Vivendi scende ancora in Universal Music Group. Ceduto il 10% a Tencent per un valore di 3 miliardi

Vivendi venderà un’altra quota del 10% in Universal Music Group a un consorzio guidato da Tencent, che deterrà adesso una partecipazione complessiva del 20% nella casa discografica.

Il colosso dei media francese ha precisato che l’importo dell’accordo è stato calcolato sulla base di un valore aziendale di 30 miliardi di euro per il 100% del capitale di UMG, il che significa che la vendita del 10% ammonta a 3 miliardi di euro.

Vincent Bolloré, Presidente del Consiglio di Sorveglianza di Vivendi (Foto Ansa)

L’annuncio arriva a circa un anno di distanza dalla cessione di Vivendi di una prima partecipazione del 10% in Universal al consorzio avvenuta allo stesso prezzo. L’accordo iniziale, concluso a marzo del 2020, attribuiva al consorzio l’opzione per l’acquisto di un’ulteriore quota del 10% nella casa discografica, che Tencent ha deciso adesso di esercitare.

L’operazione, ricorda una nota di DowJones, rafforza ulteriormente l’esposizione di Tencent ai grandi nomi della musica, considerato che il catalogo di Universal comprende anche grandi nomi con i Queen o i Beatles.

Basti pensare al fatto che nelle scorse settimane Universal ha annunciato che Bob Dylan, pioniere leggendario della musica rock moderna e unico cantautore della storia ad aver vinto il Premio Nobel per la letteratura, le ha venduto il suo intero catalogo musicale.
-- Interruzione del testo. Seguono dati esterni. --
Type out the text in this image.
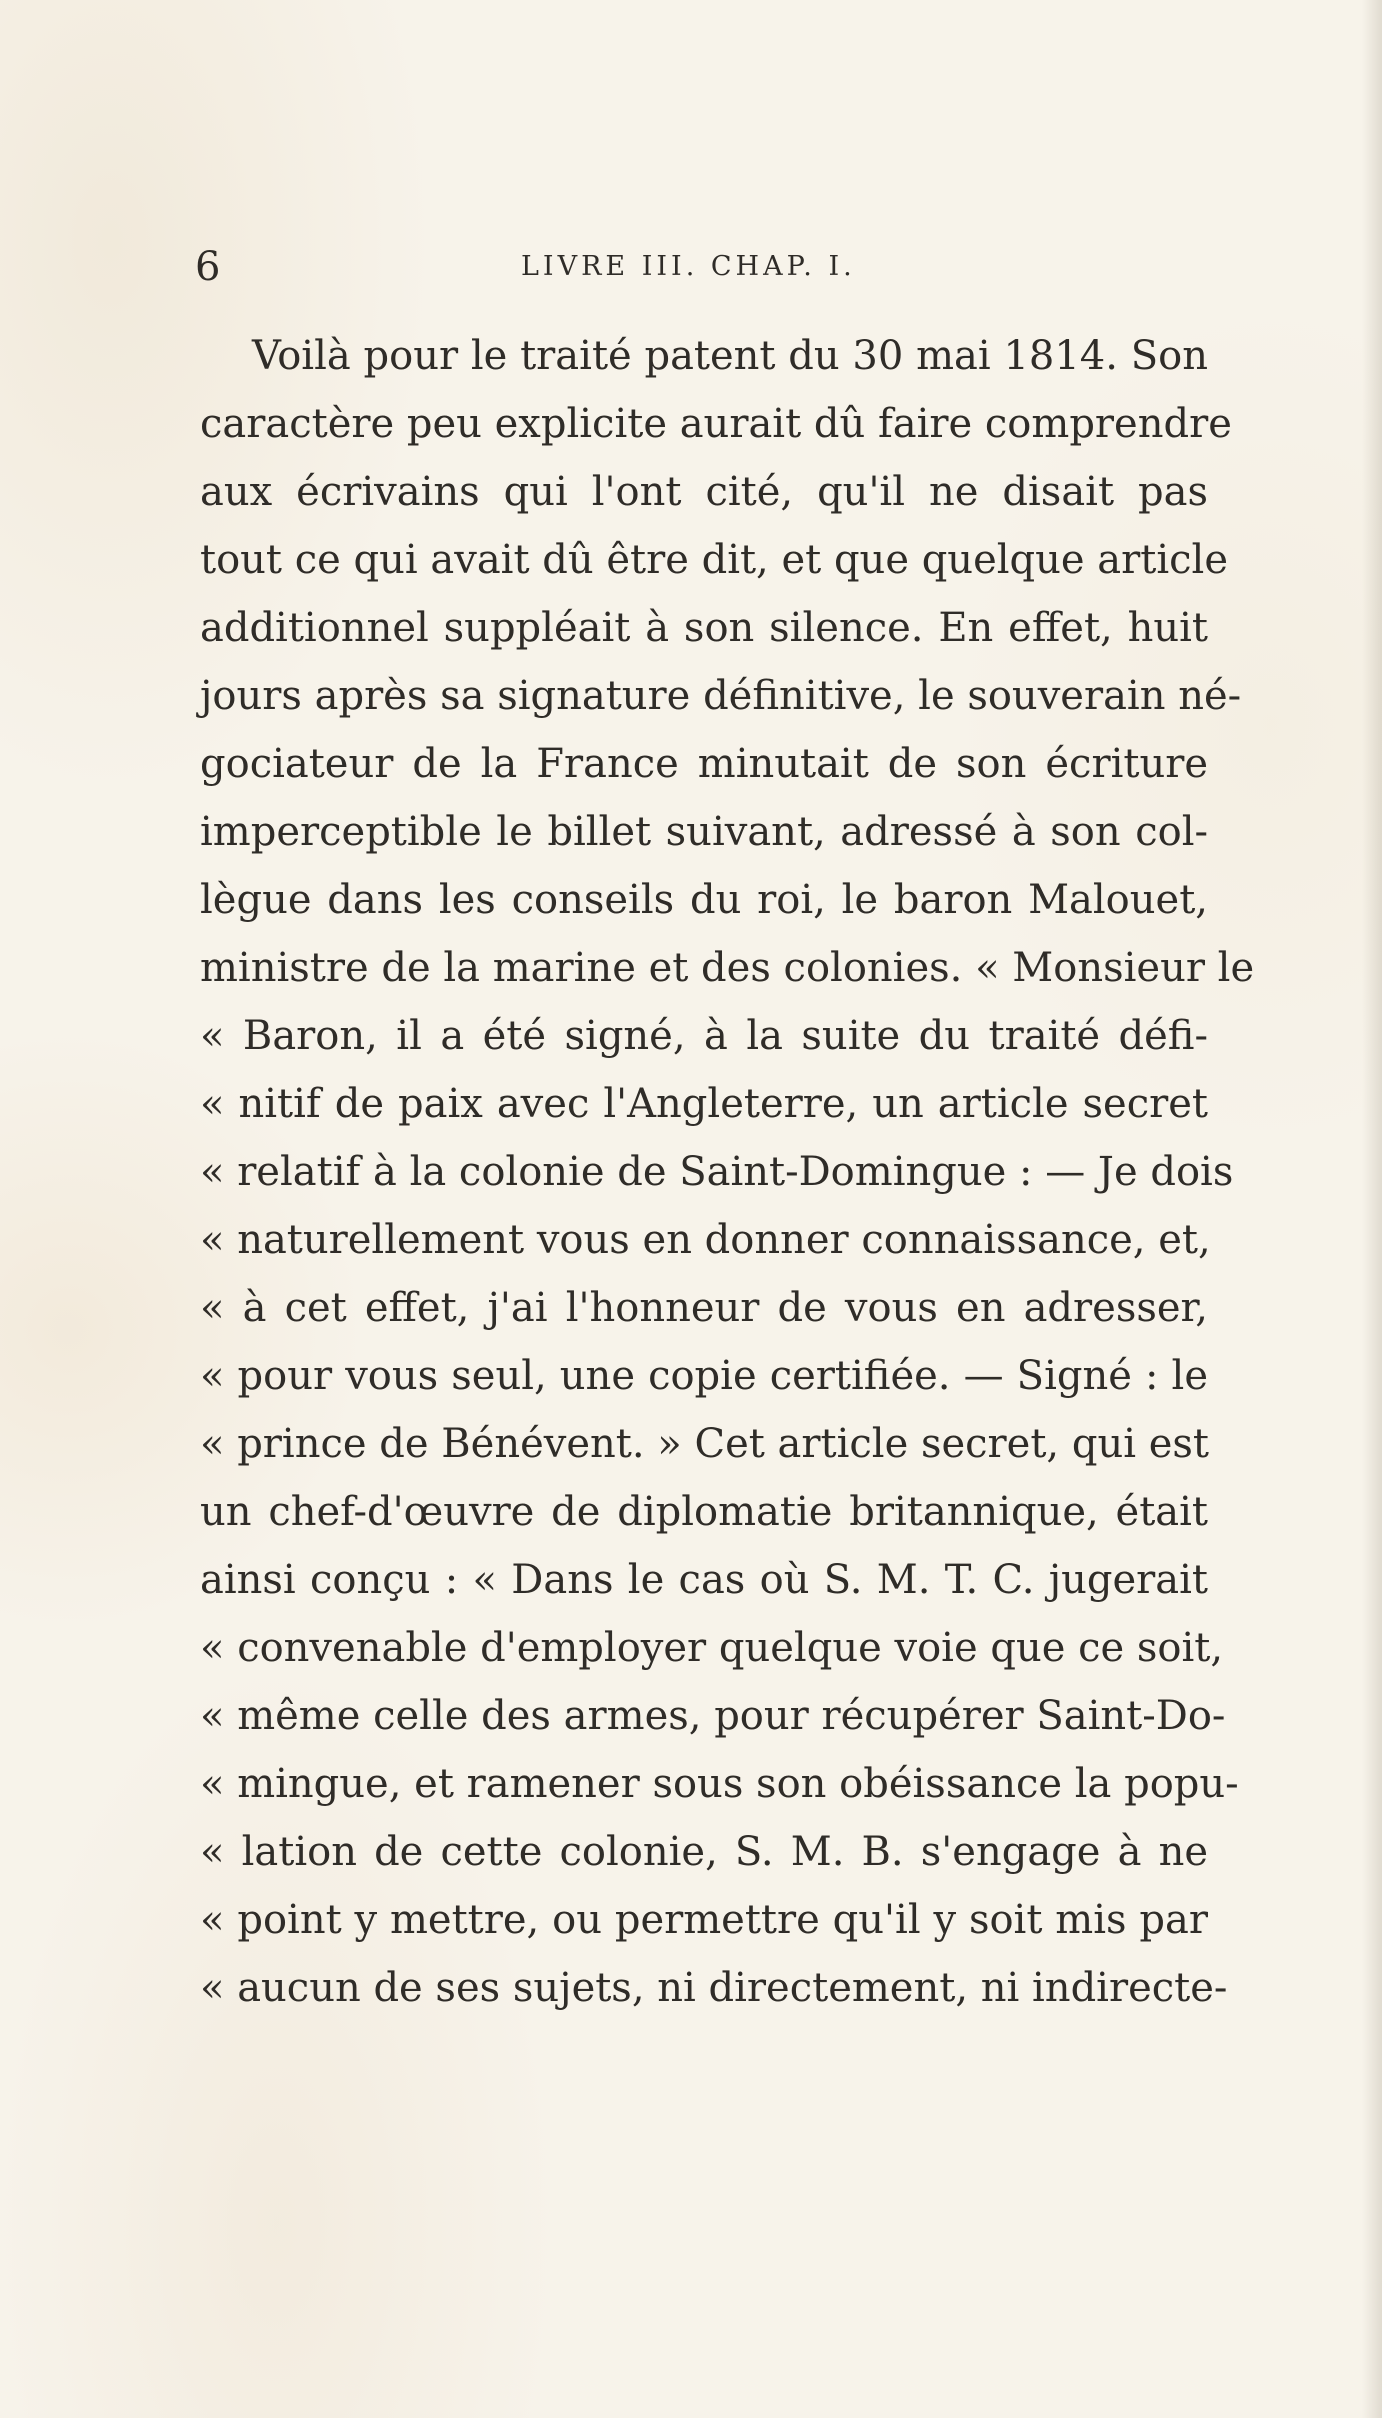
6	LIVRE III. CHAP. I.
Voilà pour le traité patent du 30 mai 1814. Son
caractère peu explicite aurait dû faire comprendre
aux écrivains qui l'ont cité, qu'il ne disait pas
tout ce qui avait dû être dit, et que quelque article
additionnel suppléait à son silence. En effet, huit
jours après sa signature définitive, le souverain né-
gociateur de la France minutait de son écriture
imperceptible le billet suivant, adressé à son col-
lègue dans les conseils du roi, le baron Malouet,
ministre de la marine et des colonies. « Monsieur le
« Baron, il a été signé, à la suite du traité défi-
« nitif de paix avec l'Angleterre, un article secret
« relatif à la colonie de Saint-Domingue : — Je dois
« naturellement vous en donner connaissance, et,
« à cet effet, j'ai l'honneur de vous en adresser,
« pour vous seul, une copie certifiée. — Signé : le
« prince de Bénévent. » Cet article secret, qui est
un chef-d'œuvre de diplomatie britannique, était
ainsi conçu : « Dans le cas où S. M. T. C. jugerait
« convenable d'employer quelque voie que ce soit,
« même celle des armes, pour récupérer Saint-Do-
« mingue, et ramener sous son obéissance la popu-
« lation de cette colonie, S. M. B. s'engage à ne
« point y mettre, ou permettre qu'il y soit mis par
« aucun de ses sujets, ni directement, ni indirecte-
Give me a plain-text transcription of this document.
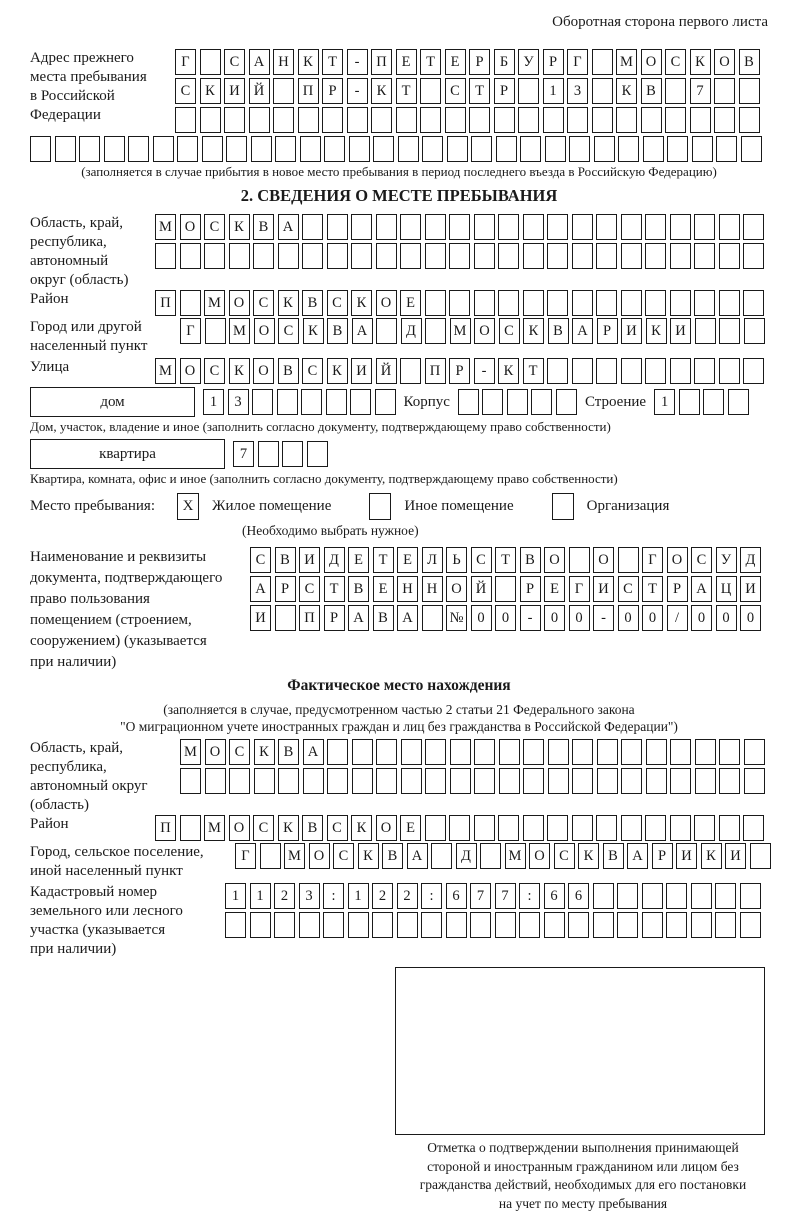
Оборотная сторона первого листа
Адрес прежнего
места пребывания
в Российской
Федерации
Г	С А Н К	Т	-	П	Е	Т	Е	Р	Б	У	Р	Г	М О С	К О В
С	К И Й	П	Р	-	К	Т	С	Т	Р	1	3	К	В	7
(заполняется в случае прибытия в новое место пребывания в период последнего въезда в Российскую Федерацию)
2. СВЕДЕНИЯ О МЕСТЕ ПРЕБЫВАНИЯ
Область, край,
республика,
автономный
округ (область)
М О С	К	В А
Район	П	М О С	К	В	С	К О	Е
Город или другой
населенный пункт
Г	М О С	К	В А	Д	М О С	К	В А	Р	И К И
Улица	М О С	К О В	С	К И Й	П	Р	-	К	Т
дом	1	3	Корпус	Строение	1
Дом, участок, владение и иное (заполнить согласно документу, подтверждающему право собственности)
квартира	7
Квартира, комната, офис и иное (заполнить согласно документу, подтверждающему право собственности)
Место пребывания:	X	Жилое помещение	Иное помещение	Организация
(Необходимо выбрать нужное)
Наименование и реквизиты
документа, подтверждающего
право пользования
помещением (строением,
сооружением) (указывается
при наличии)
С	В И Д	Е	Т	Е	Л	Ь	С	Т	В О	О	Г	О С	У Д
А	Р	С	Т	В	Е	Н Н О Й	Р	Е	Г	И С	Т	Р	А Ц И
И	П	Р	А В А	№ 0	0	-	0	0	-	0	0	/	0	0	0
Фактическое место нахождения
(заполняется в случае, предусмотренном частью 2 статьи 21 Федерального закона
"О миграционном учете иностранных граждан и лиц без гражданства в Российской Федерации")
Область, край,
республика,
автономный округ
(область)
М О С	К	В А
Район	П	М О С	К	В	С	К О	Е
Город, сельское поселение,
иной населенный пункт
Г	М О С	К	В А	Д	М О С	К	В А	Р	И К И
Кадастровый номер
земельного или лесного
участка (указывается
при наличии)
1	1	2	3	:	1	2	2	:	6	7	7	:	6	6
Отметка о подтверждении выполнения принимающей
стороной и иностранным гражданином или лицом без
гражданства действий, необходимых для его постановки
на учет по месту пребывания
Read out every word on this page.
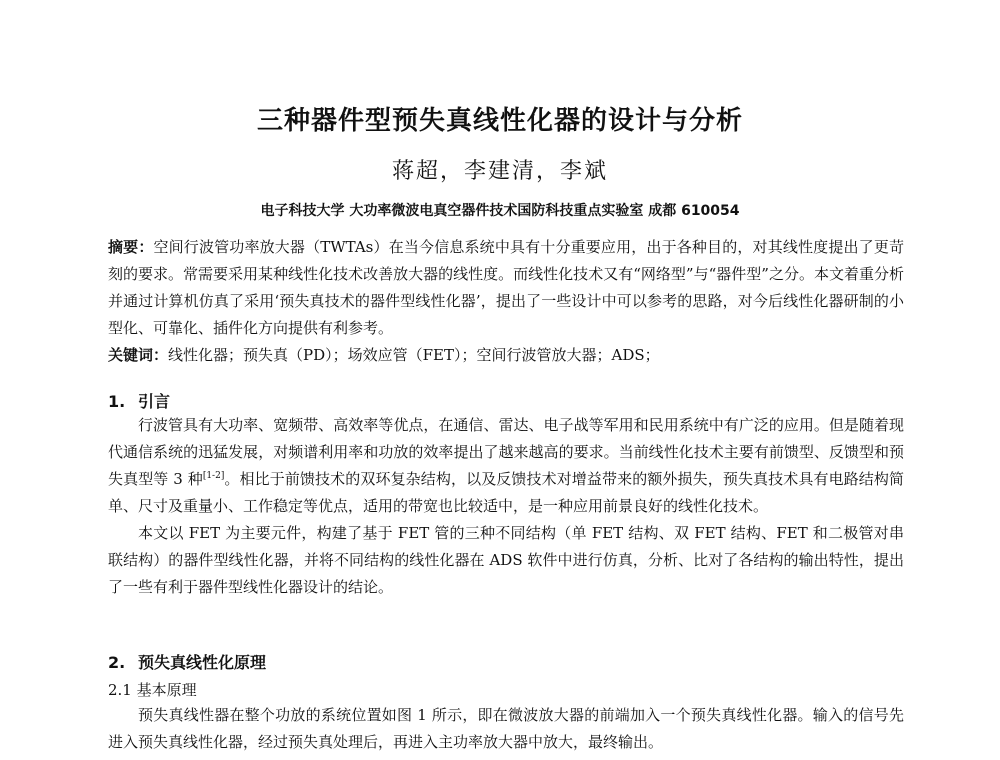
三种器件型预失真线性化器的设计与分析
蒋超，李建清，李斌
电子科技大学 大功率微波电真空器件技术国防科技重点实验室 成都 610054
摘要：空间行波管功率放大器（TWTAs）在当今信息系统中具有十分重要应用，出于各种目的，对其线性度提出了更苛刻的要求。常需要采用某种线性化技术改善放大器的线性度。而线性化技术又有“网络型”与“器件型”之分。本文着重分析并通过计算机仿真了采用‘预失真技术的器件型线性化器’，提出了一些设计中可以参考的思路，对今后线性化器研制的小型化、可靠化、插件化方向提供有利参考。
关键词：线性化器；预失真（PD）；场效应管（FET）；空间行波管放大器；ADS；
1. 引言
行波管具有大功率、宽频带、高效率等优点，在通信、雷达、电子战等军用和民用系统中有广泛的应用。但是随着现代通信系统的迅猛发展，对频谱利用率和功放的效率提出了越来越高的要求。当前线性化技术主要有前馈型、反馈型和预失真型等 3 种[1-2]。相比于前馈技术的双环复杂结构，以及反馈技术对增益带来的额外损失，预失真技术具有电路结构简单、尺寸及重量小、工作稳定等优点，适用的带宽也比较适中，是一种应用前景良好的线性化技术。
本文以 FET 为主要元件，构建了基于 FET 管的三种不同结构（单 FET 结构、双 FET 结构、FET 和二极管对串联结构）的器件型线性化器，并将不同结构的线性化器在 ADS 软件中进行仿真，分析、比对了各结构的输出特性，提出了一些有利于器件型线性化器设计的结论。
2. 预失真线性化原理
2.1 基本原理
预失真线性器在整个功放的系统位置如图 1 所示，即在微波放大器的前端加入一个预失真线性化器。输入的信号先进入预失真线性化器，经过预失真处理后，再进入主功率放大器中放大，最终输出。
Un corpus con più di 600 brani che coprono una carriera artistica di circa 60 anni.

Universal non ha fornito dettagli sui termini finanziari dell’accordo, che secondo fonti a conoscenza dei fatti potrebbe avere un valore di centinaia di migliaia di dollari, eguagliabile per valore e influenza soltanto dai Beatles.

“Portando in Universal Music il vasto e brillante catalogo delle canzoni di Bob Dylan, in un solo istante, abbiamo trasformato per sempre l’ereditá di questa azienda”, aveva commentato l’amministratore delegato della Universal, Lucian Grainge, in un’e-mail ai dipendenti.

Vivendi ha aggiunto che la liquidità derivante dalle due transazioni potrebbe essere impiegata per ridurre il debito e finanziare eventuali buyback o acquisizioni.

Secondo Citigroup, la transazione sposterà l’attenzione del mercato su come il gruppo dei media europeo utilizzerà i proventi della transazione. “Vivendi sta progressivamente svendendo il suo asset di crescita più interessante e finora ha deluso con il suo utilizzo dei proventi, acquistando in aree di crescita notevolmente più lente come l’editoria di libri, il travel retail e, più recentemente, le riviste”, spiega Citi, aggiungendo che “gli investitori potrebbero essere preoccupati se Vivendi dovesse continuare ad allocare il capitale per scopi diversi dal rendimento degli azionisti, in un momento in cui c’è poco interesse per l’uso del capitale in aree come l’editoria e il travel retail”.

La società sta pensando inoltre di procedere con ulteriori vendite di quote di minoranze nella casa discografica, la cui quotazione in Borsa è prevista per la prima metà del 2021.